Ann was born in Berlin, Germany, in 1928. After the Kristallnacht pogrom in 1938, her parents arranged for her to go to England on the Kindertransport. In early 1939, aged just 10, Ann made the journey to Britain alone.
Ann was taken in by two English sisters, Sophie and Millie Levy, who were inspired to help by the words of Rabbi Israel Mattuck, the first rabbi of the LJS and a founder of Liberal Judaism.
Ann met Bob at a club for young Jewish refugees, run by Woburn House. They married in 1950 and are now proud parents, grandparents and, most recently, great-grandparents.
The couple, who live in Northwood, have made a huge contribution to both the LJS and Liberal Judaism as a whole. Ann was technical editor on Liberal Judaism’s Siddur Lev Chadash and Machzor Ruach Chadashah. Bob was chair of Leo Baeck College from 1978 to 1982, having been an officer since 1968. He is also the immediate past president of the LJS, having served from 2007 until 2013.

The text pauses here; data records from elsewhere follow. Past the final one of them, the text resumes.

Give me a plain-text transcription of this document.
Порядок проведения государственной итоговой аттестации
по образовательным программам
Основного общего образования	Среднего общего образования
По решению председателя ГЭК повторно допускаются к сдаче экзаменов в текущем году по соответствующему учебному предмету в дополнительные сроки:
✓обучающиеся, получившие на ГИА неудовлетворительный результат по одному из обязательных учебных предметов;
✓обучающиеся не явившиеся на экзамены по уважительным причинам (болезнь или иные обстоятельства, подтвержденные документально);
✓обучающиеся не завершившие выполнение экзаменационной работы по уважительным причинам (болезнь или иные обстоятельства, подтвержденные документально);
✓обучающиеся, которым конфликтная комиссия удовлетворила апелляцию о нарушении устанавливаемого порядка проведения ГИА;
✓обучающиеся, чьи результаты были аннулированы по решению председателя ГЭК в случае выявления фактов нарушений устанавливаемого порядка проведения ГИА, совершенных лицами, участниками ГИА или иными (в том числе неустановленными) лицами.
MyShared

Today, they work tirelessly to raise awareness of the Holocaust, being speakers for the Jewish Museum, Holocaust Educational Trust and Holocaust Memorial Day Trust.

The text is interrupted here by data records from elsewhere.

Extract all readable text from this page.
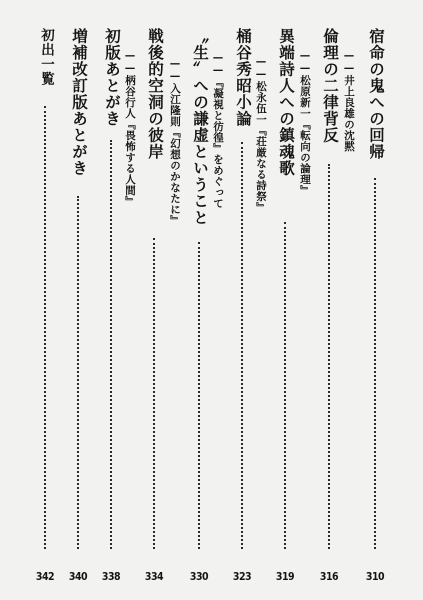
宿命の鬼への回帰
310
——井上良雄の沈黙
倫理の二律背反
316
——松原新一『転向の論理』
異端詩人への鎮魂歌
319
——松永伍一『荘厳なる詩祭』
桶谷秀昭小論
323
——『凝視と彷徨』をめぐって
〝生〟への謙虚ということ
330
——入江隆則『幻想のかなたに』
戦後的空洞の彼岸
334
——柄谷行人『畏怖する人間』
初版あとがき
338
増補改訂版あとがき
340
初出一覧
342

The Shabbat service was led by Rabbi Alexandra Wright, who gave a moving sermon based on an interview she had conducted with Ann and Bob. In the interview, Ann recounted the horrors of being a child in Nazi Germany, her Kindertransport experiences, the family she sadly lost in the Holocaust and the life she built in Britain.
Alexandra said: “Thank you for all that you continue to bring to the LJS – you carry so much of the history of this community, the memories of our rabbis and congregants; you care deeply for every single aspect of this community: its worship, its classes and community care, its fabric and each and every congregant and visitor with whom you come in touch – young and old. You bring clarity and integrity, memory and vision and for all those things and so much more, we are full of gratitude.
“May you continue to derive comfort, strength, and happiness from all that you undertake and just as you, Ann and Bob, are a blessing to all of us, so may you find blessings in your family, in this community and beyond its walls in all that you do.”